Abstract
Triacylglycerols are produced in abundance through chloroplast and endoplasmic reticulum pathways in some microalgae exposed to stress, though the relative contribution of either pathway remains elusive. Characterization of these pathways requires isolation of the organelles. In this study, an efficient and reproducible approach, including homogenous batch cultures of nitrogen-deprived algal cells in photobioreactors, gentle cell disruption using a simple custom-made disruptor with mechanical shear force, optimized differential centrifugation and Percoll density gradient centrifugation, was developed to isolate chloroplasts from Chlamydomonas reinhardtii subjected to nitrogen stress. Using this approach, the maximum limited stress duration was 4 h and the stressed cells exhibited 19 and 32% decreases in intracellular chlorophyll and nitrogen content, respectively. Chloroplasts with 48 – 300 μg chlorophyll were successfully isolated from stressed cells containing 10 mg chlorophyll.

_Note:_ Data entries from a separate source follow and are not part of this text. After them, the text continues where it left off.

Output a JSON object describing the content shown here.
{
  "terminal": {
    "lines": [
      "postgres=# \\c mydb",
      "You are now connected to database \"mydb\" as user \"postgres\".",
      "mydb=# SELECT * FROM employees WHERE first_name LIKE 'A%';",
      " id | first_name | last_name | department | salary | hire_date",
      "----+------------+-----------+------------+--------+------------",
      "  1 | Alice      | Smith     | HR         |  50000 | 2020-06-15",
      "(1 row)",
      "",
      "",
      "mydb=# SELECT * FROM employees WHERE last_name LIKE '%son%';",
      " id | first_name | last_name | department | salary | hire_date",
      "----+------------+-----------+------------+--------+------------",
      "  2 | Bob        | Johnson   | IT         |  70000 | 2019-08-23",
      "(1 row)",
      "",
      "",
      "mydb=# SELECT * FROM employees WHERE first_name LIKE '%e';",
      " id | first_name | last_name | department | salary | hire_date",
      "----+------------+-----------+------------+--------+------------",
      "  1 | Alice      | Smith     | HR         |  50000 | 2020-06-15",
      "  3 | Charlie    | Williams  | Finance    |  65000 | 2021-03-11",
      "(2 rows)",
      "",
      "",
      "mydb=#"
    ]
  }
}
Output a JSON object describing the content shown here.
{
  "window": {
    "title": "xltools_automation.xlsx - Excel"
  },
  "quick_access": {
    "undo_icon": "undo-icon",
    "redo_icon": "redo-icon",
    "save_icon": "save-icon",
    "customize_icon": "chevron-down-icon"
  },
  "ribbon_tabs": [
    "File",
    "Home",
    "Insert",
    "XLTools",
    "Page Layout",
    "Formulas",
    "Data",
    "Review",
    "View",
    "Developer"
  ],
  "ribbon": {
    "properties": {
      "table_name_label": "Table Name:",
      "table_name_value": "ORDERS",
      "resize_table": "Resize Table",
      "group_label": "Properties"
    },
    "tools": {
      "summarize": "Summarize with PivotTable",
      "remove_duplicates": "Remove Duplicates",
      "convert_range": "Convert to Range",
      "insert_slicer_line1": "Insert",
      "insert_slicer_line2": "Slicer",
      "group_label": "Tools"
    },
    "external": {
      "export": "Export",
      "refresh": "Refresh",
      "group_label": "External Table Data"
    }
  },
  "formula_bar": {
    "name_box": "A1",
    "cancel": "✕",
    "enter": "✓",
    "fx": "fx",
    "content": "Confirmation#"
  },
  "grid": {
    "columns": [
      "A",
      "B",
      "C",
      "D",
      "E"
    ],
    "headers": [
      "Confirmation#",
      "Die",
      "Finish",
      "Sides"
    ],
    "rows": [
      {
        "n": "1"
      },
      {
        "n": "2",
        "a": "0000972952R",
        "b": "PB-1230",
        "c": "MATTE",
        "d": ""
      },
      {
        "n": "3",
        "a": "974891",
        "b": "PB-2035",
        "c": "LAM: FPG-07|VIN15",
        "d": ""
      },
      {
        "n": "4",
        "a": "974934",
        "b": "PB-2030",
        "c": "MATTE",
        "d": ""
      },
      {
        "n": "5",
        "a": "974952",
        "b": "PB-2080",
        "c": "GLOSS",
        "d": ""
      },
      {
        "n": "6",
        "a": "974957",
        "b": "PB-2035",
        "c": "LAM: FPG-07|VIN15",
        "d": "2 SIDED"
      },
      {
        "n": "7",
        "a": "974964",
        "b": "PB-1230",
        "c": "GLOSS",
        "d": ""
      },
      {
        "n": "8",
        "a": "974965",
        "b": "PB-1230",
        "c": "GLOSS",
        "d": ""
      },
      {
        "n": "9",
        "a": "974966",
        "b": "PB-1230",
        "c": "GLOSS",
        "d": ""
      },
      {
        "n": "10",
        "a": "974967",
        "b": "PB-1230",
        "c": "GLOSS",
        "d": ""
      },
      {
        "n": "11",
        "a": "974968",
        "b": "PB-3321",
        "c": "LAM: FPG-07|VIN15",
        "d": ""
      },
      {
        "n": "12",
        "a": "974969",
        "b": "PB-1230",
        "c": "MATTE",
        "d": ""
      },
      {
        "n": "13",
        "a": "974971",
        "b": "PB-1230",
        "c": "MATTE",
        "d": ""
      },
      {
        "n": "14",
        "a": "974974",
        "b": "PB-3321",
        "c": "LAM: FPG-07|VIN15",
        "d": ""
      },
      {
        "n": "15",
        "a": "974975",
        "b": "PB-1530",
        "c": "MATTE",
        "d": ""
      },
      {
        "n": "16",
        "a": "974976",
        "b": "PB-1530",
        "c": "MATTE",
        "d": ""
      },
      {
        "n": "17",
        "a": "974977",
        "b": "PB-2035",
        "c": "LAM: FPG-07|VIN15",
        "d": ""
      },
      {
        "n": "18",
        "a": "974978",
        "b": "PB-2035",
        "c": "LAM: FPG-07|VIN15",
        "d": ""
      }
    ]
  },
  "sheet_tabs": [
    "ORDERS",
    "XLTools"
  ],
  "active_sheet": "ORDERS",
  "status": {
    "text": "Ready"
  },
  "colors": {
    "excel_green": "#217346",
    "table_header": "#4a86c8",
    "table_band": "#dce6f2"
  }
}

These stressed chloroplasts appeared intact, as monitored by ultrastructure observation and a novel quality control method involving the fatty acid biomarkers. This approach can provide sufficient quantities of intact stressed chloroplasts for subcellular biochemical studies in microalgae.
Highlights
The chloroplast is a specialized subcellular compartment of plant and algal cells that is derived from cyanobacteria through endosymbiosis (Moreira et al, 2000; Okamoto and Inouye, 2005)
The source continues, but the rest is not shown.